Sayangnya, minimnya ruang aman untuk berdiskusi menyebabkan santri lebih banyak mencari informasi dari internet tanpa pendampingan guru. Survei Komnas Perempuan (2022) menunjukkan bahwa kasus kekerasan seksual di lingkungan pendidikan meningkat 15% per tahun, termasuk di lembaga berbasis keagamaan. Selain itu, studi BKKBN (2023) mencatat bahwa 1 dari 5 remaja Indonesia memiliki pemahaman keliru tentang menstruasi, mimpi basah, dan kesehatan reproduksi dasar.

Jika pesantren tidak hadir memberikan literasi yang benar, maka santri akan belajar dari sumber yang salah.

Kitab Kuning: Sumber Ilmu yang Harus Dikonstekstualisasi

Bicara tentang seksualitas bukan berarti meninggalkan tradisi keilmuan Islam. Justru, kitab kuning memberikan landasan penting bagi penyusunan modul edukasi seksual berbasis pesantren.

Beberapa rujukan kitab kuning yang menyinggung persoalan reproduksi dan seksualitas, di antaranya; kitab Uqūd al-Lujjayn dengan topiknya tentang etika relasi suami-istri, kitab Hāsyiyah al-Bājūrī dan al-Bujayramī tentang pubertas, haid, ihtilam dan mandi wajib. Lalu ada kitab Kifāyatul Akhyār topik nikah, hak dan kewajiban seksual, serta kitab Ihyā’ Ulūmiddīn soal adab menjaga kesucian diri dan nafsu.

Namun, konteks sosial saat kitab ini ditulis berbeda dengan tantangan santri hari ini. Karena itu, perlu pendekatan hermeneutika pesantren—yakni membaca teks klasik secara kontekstual agar tetap relevan dengan realitas kesehatan modern.

Dalam Pesantren Studies, Ahmad Baso menyebut bahwa pesantren memiliki tradisi turats yang dinamis—yakni mentransformasikan teks klasik menjadi solusi kontekstual. Artinya, bicara kesehatan reproduksi bukan westernisasi, tapi bagian dari ngaji dan ‘amal.
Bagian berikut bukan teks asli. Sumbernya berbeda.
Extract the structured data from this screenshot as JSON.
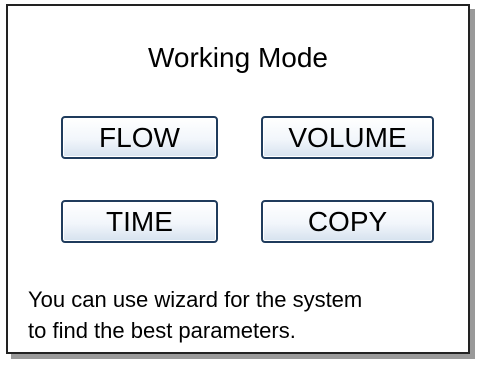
{
  "panel": {
    "title": "Working Mode",
    "modes": [
      {
        "label": "FLOW"
      },
      {
        "label": "VOLUME"
      },
      {
        "label": "TIME"
      },
      {
        "label": "COPY"
      }
    ],
    "info_lines": [
      "You can use wizard for the system",
      "to find the best parameters."
    ]
  },
  "colors": {
    "border": "#222222",
    "button_border": "#1f3b5c",
    "button_gradient_bottom": "#d6e2ef",
    "shadow": "#9a9a9a"
  }
}
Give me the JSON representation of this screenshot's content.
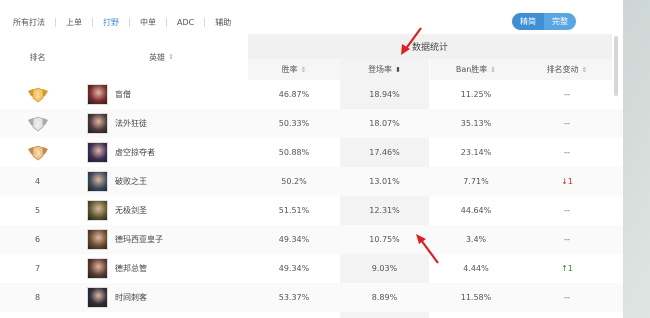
{
  "tabs": [
    {
      "label": "所有打法",
      "active": false
    },
    {
      "label": "上单",
      "active": false
    },
    {
      "label": "打野",
      "active": true
    },
    {
      "label": "中单",
      "active": false
    },
    {
      "label": "ADC",
      "active": false
    },
    {
      "label": "辅助",
      "active": false
    }
  ],
  "toggle": {
    "option_a": "精简",
    "option_b": "完整"
  },
  "headers": {
    "rank": "排名",
    "hero": "英雄",
    "group": "数据统计",
    "winrate": "胜率",
    "pickrate": "登场率",
    "banwinrate": "Ban胜率",
    "rank_change": "排名变动",
    "sort_icon": "⇕",
    "sort_active_icon": "⬍"
  },
  "rows": [
    {
      "rank": "1",
      "badge": "gold",
      "hero": "盲僧",
      "winrate": "46.87%",
      "pickrate": "18.94%",
      "banwinrate": "11.25%",
      "change": "--",
      "change_dir": "none"
    },
    {
      "rank": "2",
      "badge": "silver",
      "hero": "法外狂徒",
      "winrate": "50.33%",
      "pickrate": "18.07%",
      "banwinrate": "35.13%",
      "change": "--",
      "change_dir": "none"
    },
    {
      "rank": "3",
      "badge": "bronze",
      "hero": "虚空掠夺者",
      "winrate": "50.88%",
      "pickrate": "17.46%",
      "banwinrate": "23.14%",
      "change": "--",
      "change_dir": "none"
    },
    {
      "rank": "4",
      "badge": "",
      "hero": "破败之王",
      "winrate": "50.2%",
      "pickrate": "13.01%",
      "banwinrate": "7.71%",
      "change": "1",
      "change_dir": "down"
    },
    {
      "rank": "5",
      "badge": "",
      "hero": "无极剑圣",
      "winrate": "51.51%",
      "pickrate": "12.31%",
      "banwinrate": "44.64%",
      "change": "--",
      "change_dir": "none"
    },
    {
      "rank": "6",
      "badge": "",
      "hero": "德玛西亚皇子",
      "winrate": "49.34%",
      "pickrate": "10.75%",
      "banwinrate": "3.4%",
      "change": "--",
      "change_dir": "none"
    },
    {
      "rank": "7",
      "badge": "",
      "hero": "德邦总管",
      "winrate": "49.34%",
      "pickrate": "9.03%",
      "banwinrate": "4.44%",
      "change": "1",
      "change_dir": "up"
    },
    {
      "rank": "8",
      "badge": "",
      "hero": "时间刺客",
      "winrate": "53.37%",
      "pickrate": "8.89%",
      "banwinrate": "11.58%",
      "change": "--",
      "change_dir": "none"
    }
  ],
  "colors": {
    "accent": "#3f8fd2",
    "annotation": "#e02020",
    "down": "#d9232b",
    "up": "#2a8a3a"
  }
}
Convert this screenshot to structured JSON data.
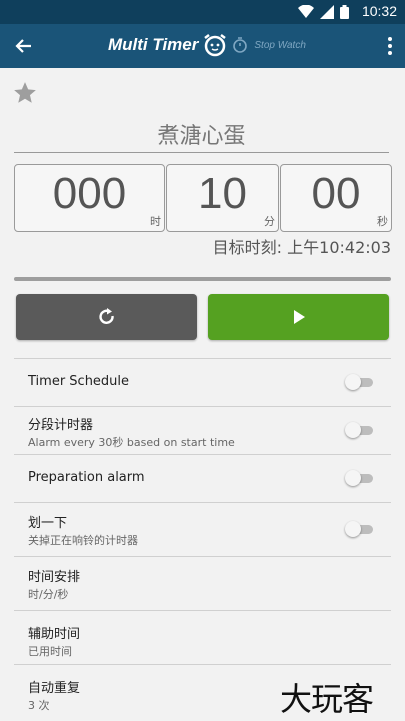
{
  "status_bar": {
    "time": "10:32"
  },
  "app_bar": {
    "title": "Multi Timer",
    "subtitle": "Stop Watch"
  },
  "timer": {
    "name": "煮溏心蛋",
    "hours": "000",
    "hours_unit": "时",
    "minutes": "10",
    "minutes_unit": "分",
    "seconds": "00",
    "seconds_unit": "秒",
    "target_time": "目标时刻: 上午10:42:03"
  },
  "settings": [
    {
      "title": "Timer Schedule",
      "subtitle": "",
      "toggle": false
    },
    {
      "title": "分段计时器",
      "subtitle": "Alarm every 30秒 based on start time",
      "toggle": false
    },
    {
      "title": "Preparation alarm",
      "subtitle": "",
      "toggle": false
    },
    {
      "title": "划一下",
      "subtitle": "关掉正在响铃的计时器",
      "toggle": false
    },
    {
      "title": "时间安排",
      "subtitle": "时/分/秒"
    },
    {
      "title": "辅助时间",
      "subtitle": "已用时间"
    },
    {
      "title": "自动重复",
      "subtitle": "3 次"
    }
  ],
  "watermark": "大玩客",
  "colors": {
    "status_bar": "#0f3f5c",
    "app_bar": "#1a5478",
    "start_button": "#55a121",
    "reset_button": "#5a5a5a"
  }
}
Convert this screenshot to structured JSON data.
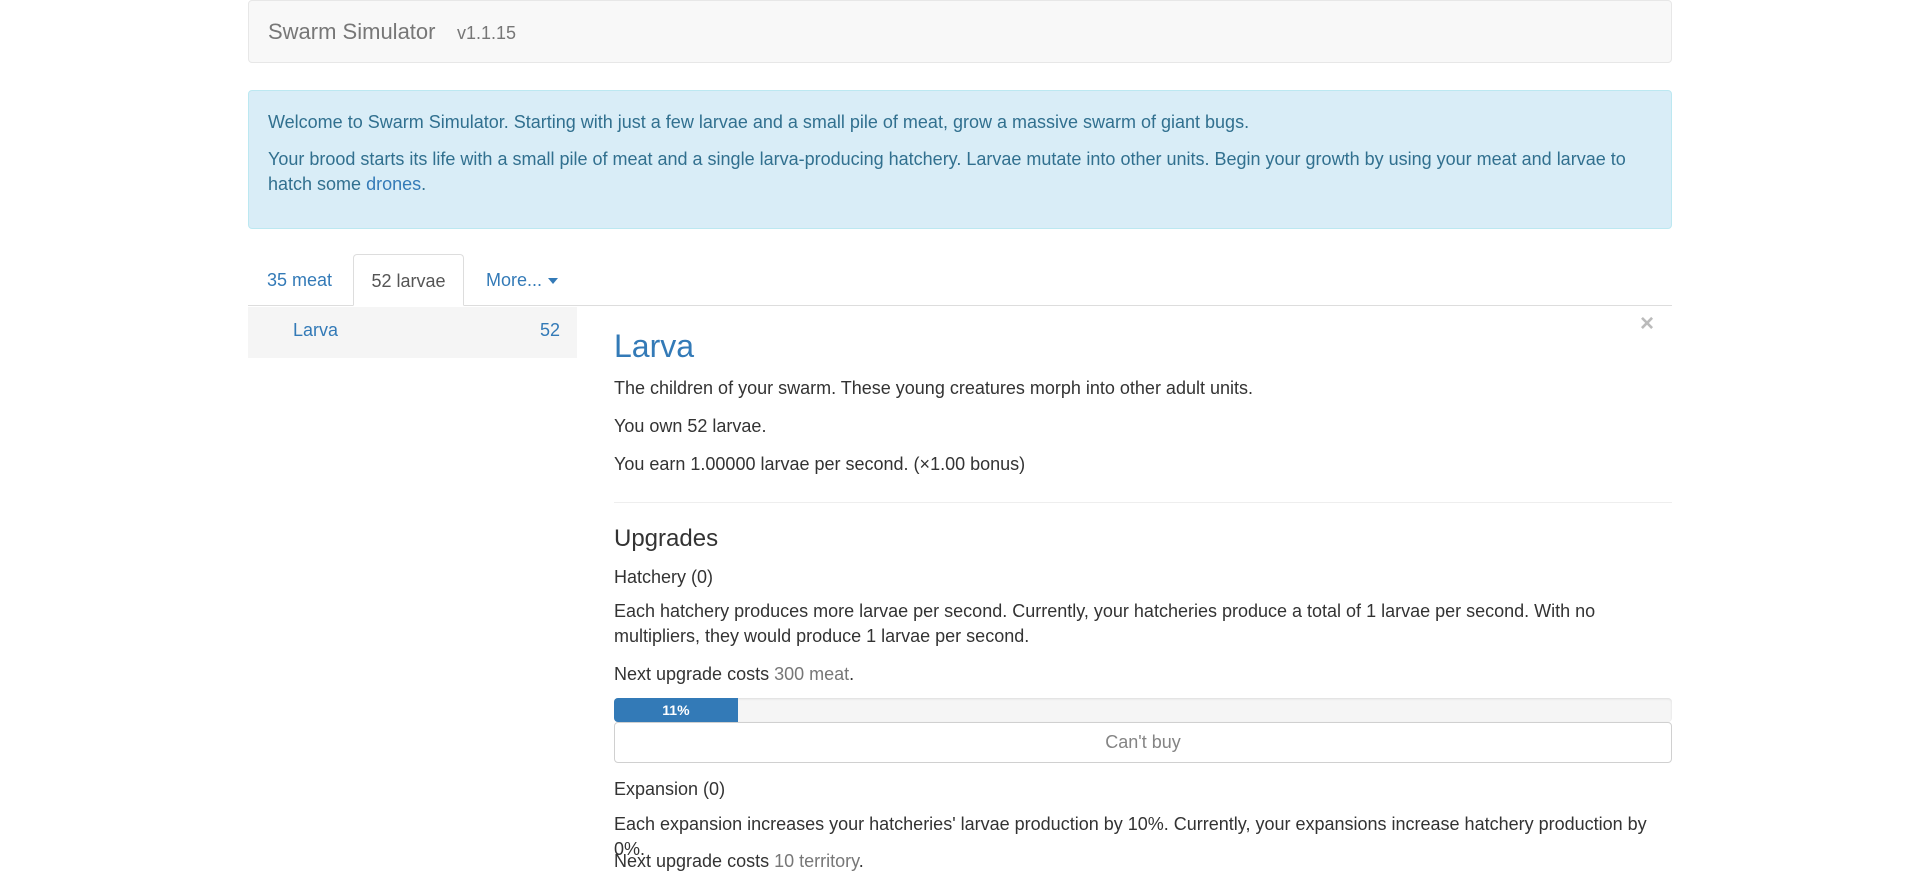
{
  "navbar": {
    "brand": "Swarm Simulator",
    "version": "v1.1.15"
  },
  "welcome": {
    "line1": "Welcome to Swarm Simulator. Starting with just a few larvae and a small pile of meat, grow a massive swarm of giant bugs.",
    "line2_text": "Your brood starts its life with a small pile of meat and a single larva-producing hatchery. Larvae mutate into other units. Begin your growth by using your meat and larvae to hatch some ",
    "line2_link": "drones",
    "line2_end": "."
  },
  "tabs": {
    "meat": "35 meat",
    "larvae": "52 larvae",
    "more": "More..."
  },
  "sidebar": {
    "items": [
      {
        "label": "Larva",
        "count": "52"
      }
    ]
  },
  "unit": {
    "close": "×",
    "title": "Larva",
    "description": "The children of your swarm. These young creatures morph into other adult units.",
    "owned": "You own 52 larvae.",
    "earn": "You earn 1.00000 larvae per second. (×1.00 bonus)"
  },
  "upgrades": {
    "heading": "Upgrades",
    "hatchery": {
      "title": "Hatchery (0)",
      "description": "Each hatchery produces more larvae per second. Currently, your hatcheries produce a total of 1 larvae per second. With no multipliers, they would produce 1 larvae per second.",
      "cost_prefix": "Next upgrade costs ",
      "cost_value": "300 meat",
      "cost_suffix": ".",
      "progress_label": "11%",
      "progress_percent": 11.7,
      "button_label": "Can't buy"
    },
    "expansion": {
      "title": "Expansion (0)",
      "description": "Each expansion increases your hatcheries' larvae production by 10%. Currently, your expansions increase hatchery production by 0%.",
      "cost_prefix": "Next upgrade costs ",
      "cost_value": "10 territory",
      "cost_suffix": "."
    }
  },
  "colors": {
    "link": "#337ab7",
    "alert_bg": "#d9edf7",
    "alert_text": "#31708f",
    "progress": "#337ab7"
  }
}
Mengapa Santri Harus Melek Edukasi Seksual?

Ada tiga alasan mendasar, pertama, perlindungan diri dan pencegahan kekerasan seksual. Santri perlu tahu batas aurat, consent, dan adab pergaulan sesuai Islam. Edukasi seksual justru memperkuat akhlak dan kehormatan (ḥifẓ al-‘irdl).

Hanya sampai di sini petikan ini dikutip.